Using what you have learnt by now, can you tell if it was a fair lottary or not?

Read the data file and save the values in a 2D array.

In [None]:
import wget

link_to_data = 'https://github.com/tuliplab/mds/raw/master/Jupyter/data/DraftLottery.txt'
DataSet = wget.download(link_to_data)

In [None]:
data = []
with open('DraftLottery.txt', 'r') as fp:
    reader = csv.reader(fp, delimiter='\t')
    for row in reader:
        data.append(row)
        
birthdays = np.array([int(row[3]) for row in data[1:]])
draft_no = np.array([int(row[4]) for row in data[1:]])
months = np.array([int(row[2]) for row in data[1:]])

Plot a `'scatter plot'` of the draft priority vs birthdays.

In [None]:
fig, ax = plt.subplots(figsize=(10, 7), dpi=300)
ax.scatter(birthdays, draft_no, alpha=0.7, s = 150, edgecolor='none')
ax.set_xlabel("Birthday (day of the year)", fontsize=12)
ax.set_ylabel("Draft priority value", fontsize=12)
ax.set_title("USA Draft Lottery Data", fontsize=14)

In a truly random lottery there should be no relationship between the date and the draft number. To investigate this further we draw boxplots by months and compare them together.

In [None]:
fig, ax = plt.subplots(figsize=(10, 7), dpi=300)
months_range = range(1, 13)

# boxplot data
boxplot_data = [draft_no[months == mm] for mm in months_range]
ax.boxplot(boxplot_data)

# medians
medians = [np.median(dd) for dd in boxplot_data]
ax.plot(months_range, medians, "g--", lw=2)

# means
means = [dd.mean() for dd in boxplot_data]
ax.plot(months_range, means, "k--", lw=2)

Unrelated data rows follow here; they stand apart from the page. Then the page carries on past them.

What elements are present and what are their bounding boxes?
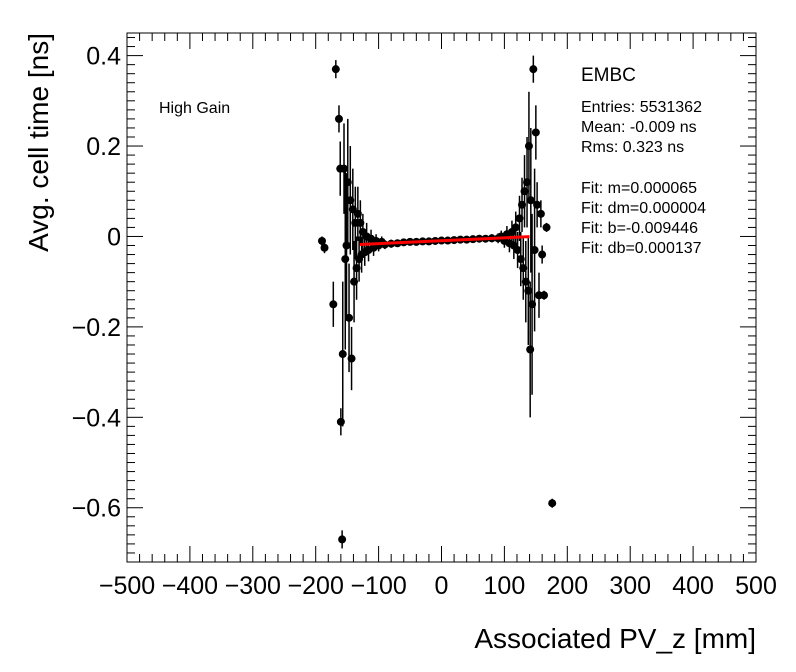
data-point [533,200,542,209]
data-point [513,246,522,255]
data-point [538,250,547,259]
y-tick-label: −0.4 [72,404,121,432]
x-tick-label: −300 [225,572,281,600]
data-points [317,55,557,549]
data-point [338,535,347,544]
y-axis-title: Avg. cell time [ns] [23,33,54,252]
y-tick-label: 0.2 [86,133,121,161]
y-tick-label: 0.4 [86,43,121,71]
x-tick-label: 500 [735,572,777,600]
stats-mean: Mean: -0.009 ns [581,119,697,136]
data-point [531,128,540,137]
high-gain-label: High Gain [159,100,230,117]
stats-fit-db: Fit: db=0.000137 [581,240,702,257]
data-point [320,243,329,252]
data-point [336,417,345,426]
data-point [340,164,349,173]
data-point [331,65,340,74]
stats-fit-m: Fit: m=0.000065 [581,180,697,197]
major-ticks [126,33,757,562]
data-point [542,223,551,232]
data-point [345,313,354,322]
x-tick-label: 100 [484,572,526,600]
x-tick-label: −500 [99,572,155,600]
x-axis-title: Associated PV_z [mm] [474,623,756,654]
y-tick-label: 0 [107,223,121,251]
data-point [329,300,338,309]
data-point [526,345,535,354]
y-tick-label: −0.2 [72,314,121,342]
data-point [341,255,350,264]
stats-rms: Rms: 0.323 ns [581,139,684,156]
data-point [342,241,351,250]
stats-title: EMBC [581,65,636,86]
data-point [523,178,532,187]
x-tick-label: 200 [546,572,588,600]
fit-line [359,235,530,247]
minor-ticks [127,33,756,563]
stats-box: EMBC Entries: 5531362 Mean: -0.009 ns Rm… [581,65,706,257]
data-point [347,354,356,363]
x-tick-label: −200 [288,572,344,600]
x-tick-label: −100 [350,572,406,600]
x-tick-label: 300 [609,572,651,600]
data-point [536,209,545,218]
y-tick-label: −0.6 [72,495,121,523]
data-point [524,286,533,295]
stats-fit-dm: Fit: dm=0.000004 [581,200,706,217]
data-point [540,291,549,300]
stats-fit-b: Fit: b=-0.009446 [581,220,698,237]
stats-entries: Entries: 5531362 [581,99,702,116]
data-point [526,196,535,205]
data-point [548,499,557,508]
data-point [511,223,520,232]
y-tick-labels: −0.6 −0.4 −0.2 0 0.2 0.4 [72,43,121,523]
data-point [338,350,347,359]
x-tick-label: 0 [435,572,449,600]
data-point [529,65,538,74]
data-point [334,114,343,123]
data-point [530,246,539,255]
plot-area [126,32,757,563]
x-tick-label: −400 [162,572,218,600]
data-point [524,142,533,151]
x-tick-label: 400 [672,572,714,600]
x-tick-labels: −500 −400 −300 −200 −100 0 100 200 300 400 500 [99,572,777,600]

month_labels = ["Jan", "Feb", "Mar", "Apr", "May", "Jun",
                "Jul", "Aug", "Sep", "Oct", "Nov", "Dec"]
ax.set_xlabel("Month", fontsize=12)
ax.set_xticklabels(month_labels)
ax.set_ylabel("Draft priority value", fontsize=12)
ax.set_title("USA Draft Lottery Data", fontsize=14)

While it is impossible to view this trend in a scatterplot of draft number vs. birth date, a series of side-by-side boxplots by month illustrate it clearly. A further investigation of the lottery revealed that the birthdates were placed in the drum by month and were not thoroughly mixed.